After a long, long dry spell – during which I felt guilty even attending meetings of my writer’s group because it seemed like everyone but me had something to share – I finished my first short essay. More essays followed. I co-authored a “best practices” manual with a colleague in my field, and was invited to be a keynote speaker at a conference in Alaska. A couple years ago, I started this blog … and have been writing steadily ever since.
I’ll confess, I don’t do Morning Pages every single day. And I don’t always write three pages. But the Morning Pages continue to be part of my life.
For my Morning Pages ritual, I settle in my recliner in front of the fireplace with a cup of coffee by my side and a cat in my lap. Sometimes I get to enjoy music when my husband joins Oley Cat and me to serenade us with sacred songs and folk tunes on his dulcimer.
I journal about my priorities for the coming day. Or I write thoughts and insights generated by homework assignments my spiritual director gives me. Some mornings the writing consists largely of prayers of petition and intercession. Other times I make a gratitude list or offer prayers of thanksgiving.
Recently I’ve been recording my real feelings about my ongoing medical saga. I’m tired of doctors pushing pills. … I’m tired of bouncing from one specialist to the next like a human ping pong ball. … I’m tired of the feeling that I’m constantly at war with my own body. … I’m tired of symptoms that scare me. … I’m tired of being sick. … I’m sick of being tired. … I’m tired, I’m tired, I’m tired! The first time I wrote like that, tears were streaming down my face by the time I finished writing. But I felt better just getting it all on paper.
No matter what I choose to write about, my Morning Pages ritual continues to offer a great jumpstart to my day when I do it. And I’ve found this ritual to be a perfect form of prayer.

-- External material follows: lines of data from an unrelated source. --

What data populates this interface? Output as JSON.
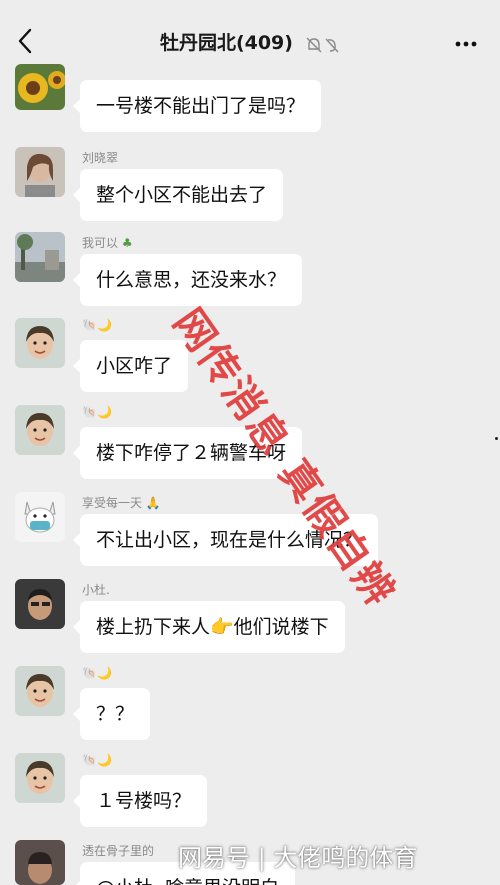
{
  "header": {
    "title": "牡丹园北(409)",
    "back_icon": "back-arrow-icon",
    "mute_icon": "mute-bell-icon",
    "more_icon": "more-dots-icon"
  },
  "messages": [
    {
      "sender": "",
      "text": "一号楼不能出门了是吗？",
      "avatar": "sunflower"
    },
    {
      "sender": "刘晓翠",
      "text": "整个小区不能出去了",
      "avatar": "woman-photo"
    },
    {
      "sender": "我可以",
      "text": "什么意思，还没来水？",
      "avatar": "street-photo"
    },
    {
      "sender": "",
      "text": "小区咋了",
      "avatar": "child-photo"
    },
    {
      "sender": "",
      "text": "楼下咋停了２辆警车呀",
      "avatar": "child-photo"
    },
    {
      "sender": "享受每一天",
      "text": "不让出小区，现在是什么情况？",
      "avatar": "cartoon-dog"
    },
    {
      "sender": "小杜.",
      "text": "楼上扔下来人👉他们说楼下",
      "avatar": "man-photo"
    },
    {
      "sender": "",
      "text": "？？",
      "avatar": "child-photo"
    },
    {
      "sender": "",
      "text": "１号楼吗？",
      "avatar": "child-photo"
    },
    {
      "sender": "透在骨子里的",
      "text": "@小杜. 啥意思没明白",
      "avatar": "man-photo"
    }
  ],
  "overlay": {
    "watermark": "网传消息 真假自辨",
    "watermark_color": "#e03c3c",
    "footer": "网易号 | 大佬鸣的体育"
  }
}
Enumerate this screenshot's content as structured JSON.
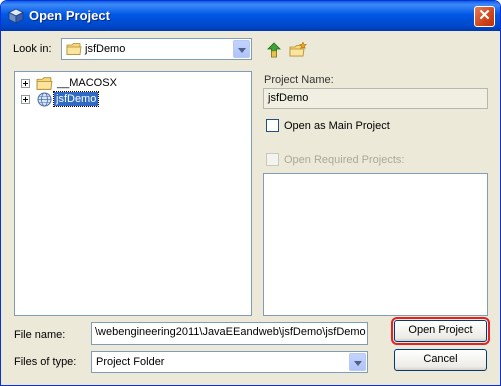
{
  "window": {
    "title": "Open Project",
    "close_glyph": "✕"
  },
  "look_in": {
    "label": "Look in:",
    "value": "jsfDemo",
    "icon": "folder-icon"
  },
  "toolbar": {
    "up_icon": "up-folder-icon",
    "new_folder_icon": "new-folder-icon"
  },
  "tree": {
    "items": [
      {
        "label": "__MACOSX",
        "icon": "folder-icon",
        "selected": false
      },
      {
        "label": "jsfDemo",
        "icon": "globe-project-icon",
        "selected": true
      }
    ]
  },
  "project": {
    "name_label": "Project Name:",
    "name_value": "jsfDemo",
    "main_checkbox_label": "Open as Main Project",
    "required_checkbox_label": "Open Required Projects:"
  },
  "file_name": {
    "label": "File name:",
    "value": "\\webengineering2011\\JavaEEandweb\\jsfDemo\\jsfDemo"
  },
  "files_of_type": {
    "label": "Files of type:",
    "value": "Project Folder"
  },
  "buttons": {
    "open": "Open Project",
    "cancel": "Cancel"
  },
  "colors": {
    "title_bar": "#0058E6",
    "selection": "#316AC5",
    "dialog_bg": "#ECE9D8",
    "default_outline": "#E4202A"
  }
}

I’ve also continued to treat myself to occasional Artist Dates and expand my creativity in other ways. I may spend an hour or two walking around my backyard or the park snapping photos. Or I experiment with recipes. Or I play with Photoshop and design memes. Lately I’ve been teaching myself to use iMovie, a video editing software application that lets me create video clips.
In short, The Artist’s Way has given my creativity a significant boost over the years, and I highly recommend this book to anyone looking for a way to coax their own Muse out of hiding.